Accidentally saved a recording directly to the SSD and it locked up the PC for about 20 minutes (which is really damn weird because it wasn't a large file). Never had an HDD do that where the actual applications were locked up because of I/O
CPU use was nil
 
@BenBrocka Not that I've noticed. Is it old or a drive without TRIM support?
@BenBrocka One wonders if it might be on its last legs
 
2:46 PM
I could swear it has TRIM and I'm using Win 7 which has support for that, been 3 years since I checked the specs on it
Nah, it's done this pretty much it's whole life time, nothing new, just wondering what the heck the deal is
Read times are blazing but it seems to have relatively slow write speed, copying large amounts of small files for example is pretty slow
Being a 3/4 year old SSD though it's pretty behind the times
 
If your so inclined, log everything into perfmon and run PAL over the data to see if anything sticks out
 
Might try, don't have much experience in profiling I/O stuff
I thought I checked perfmon with it a looong time ago and didn't notice anything though
 
@MarkStoreySmith Never dealt with Rackspace myself, but someone I knew did. He described them as 'a bit dotcom-ish'. I wouldn't be surprised to find a certain contempt for the niceities of database platform architecture in the culture there.

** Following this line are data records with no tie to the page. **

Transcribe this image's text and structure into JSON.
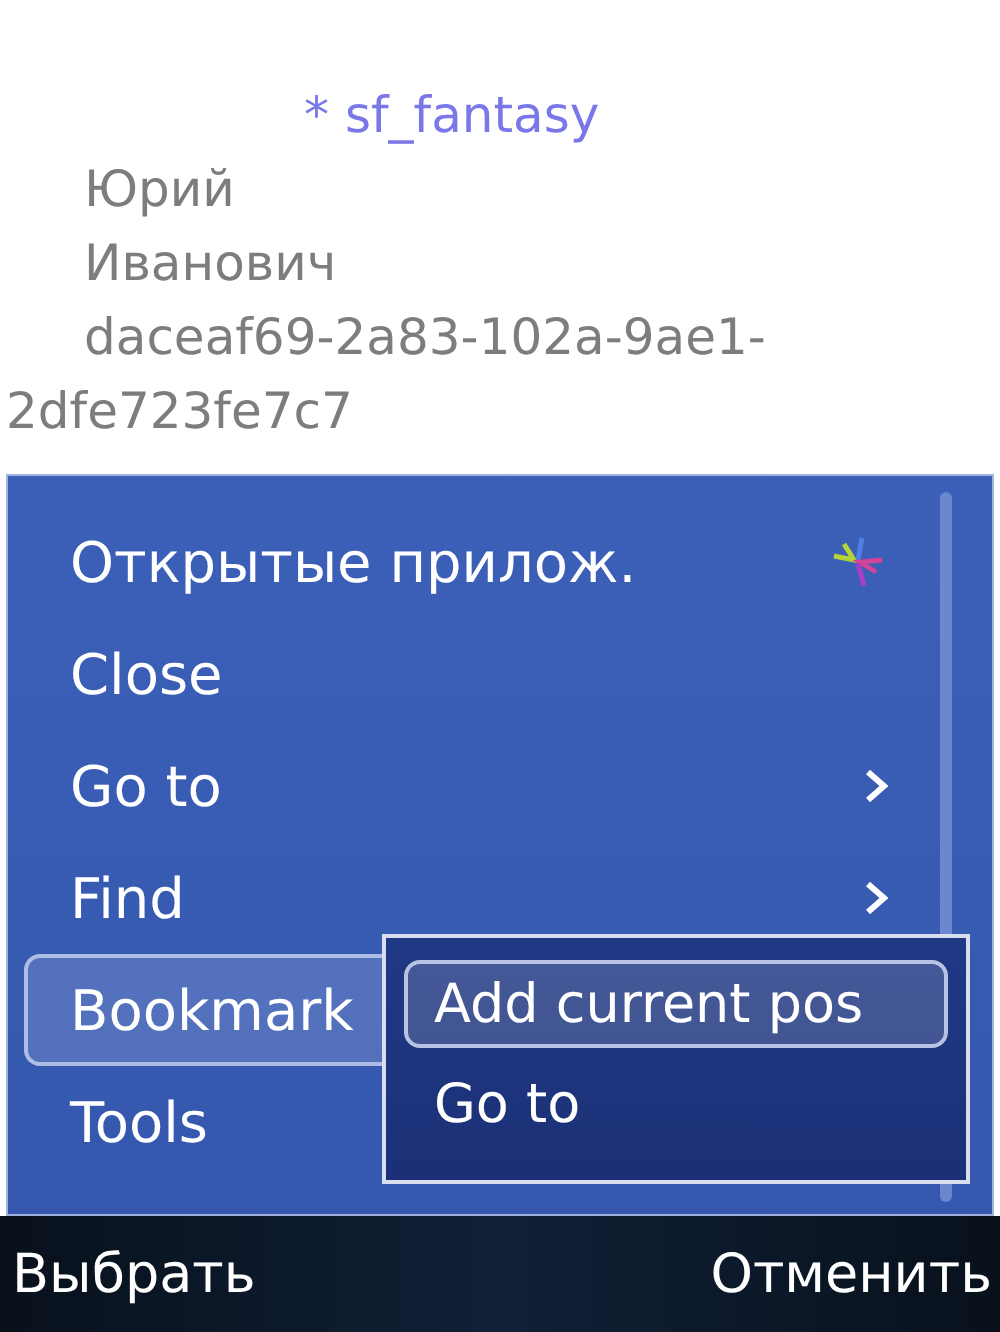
{
  "header": {
    "title": "* sf_fantasy",
    "lines": [
      "Юрий",
      "Иванович"
    ],
    "id_text": "daceaf69-2a83-102a-9ae1-2dfe723fe7c7"
  },
  "menu": {
    "items": [
      {
        "label": "Открытые прилож.",
        "kind": "apps",
        "arrow": false,
        "selected": false
      },
      {
        "label": "Close",
        "kind": "plain",
        "arrow": false,
        "selected": false
      },
      {
        "label": "Go to",
        "kind": "plain",
        "arrow": true,
        "selected": false
      },
      {
        "label": "Find",
        "kind": "plain",
        "arrow": true,
        "selected": false
      },
      {
        "label": "Bookmark",
        "kind": "plain",
        "arrow": false,
        "selected": true
      },
      {
        "label": "Tools",
        "kind": "plain",
        "arrow": false,
        "selected": false
      }
    ]
  },
  "submenu": {
    "items": [
      {
        "label": "Add current pos",
        "selected": true
      },
      {
        "label": "Go to",
        "selected": false
      }
    ]
  },
  "softkeys": {
    "left": "Выбрать",
    "right": "Отменить"
  }
}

Maybe we can invent the .com hosting provider drinking game:
- take a sip if they make a noddy cock-up with the platform, such as installing a virus scanner on the DB server.
- take a sip if they suggest you switch to MySQL on Linux
- finish your glass if they suggest you move to a NoSQL platform such as MongoDB.
- take a sip if any of these words is mentioned: scalability, uptime, sharding or elastic.